Solle es nicht möglich sein, eine Nachfolge zu finden, müsse man sich mit Alternativen befassen, so Bächinger weiter.
Verschiedene Indikatoren
Auch Gemeinderat bedauert Schliessung
Auch aus Sicht des Gemeinderates sei es nicht förderlich, dass die zweitletzte Beiz im Dorf zumache. «Im Dorf wird ein Treffpunkt mehr fehlen, wo sich die Leute und Vereine treffen können», so Gemeinderat Roland Geier. Es sei ein Problem, mit dem viele Gemeinden zu kämpfen haben. Der Gemeinderat hoffe, dass das Restaurant Central nur für kurze Zeit geschlossen bleibe.

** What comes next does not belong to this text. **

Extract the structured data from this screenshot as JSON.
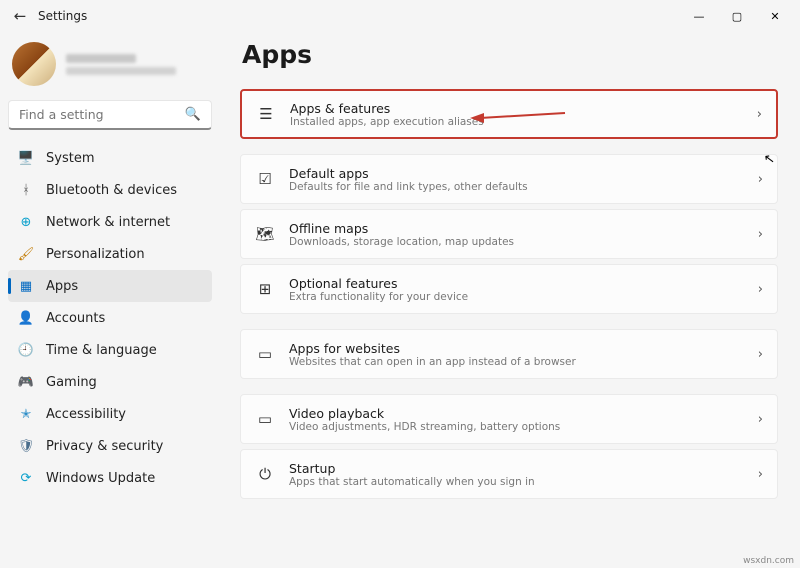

Und verweist darauf, dass es mit dem Restaurant zum Bauernhof und der neu eröffneten Oldtimer-Bar im Rank am Freitagabend nach wie vor Möglichkeiten gebe. Wo die Gründe für die Schliessung des «Central» liegen können, sei schwer einzuschätzen. «Wir massen uns nicht an, zu beurteilen, was man hätte machen können, damit mehr Leute das Restaurant besuchen», so Geier weiter. Er verweist auch darauf, dass aktuell die Leute aufgrund der Teuerung und der steigenden Lebenshaltungskosten vielleicht weniger auswärts essen gehen. Zur Aussage, dass Oberlunkhofen eine Schlafgemeinde sei, meint Geier, dass von aussen der Eindruck entstehen könnte. Die guten ÖV-Verbindungen nach Zürich ermöglichen es, einem Ausgangsleben ausserhalb des Dorfes nachzugehen. Dennoch sieht er das Vereinsleben im Dorf intakt. «Die über 30 Ortsvereine beweisen den guten Zusammenhalt.»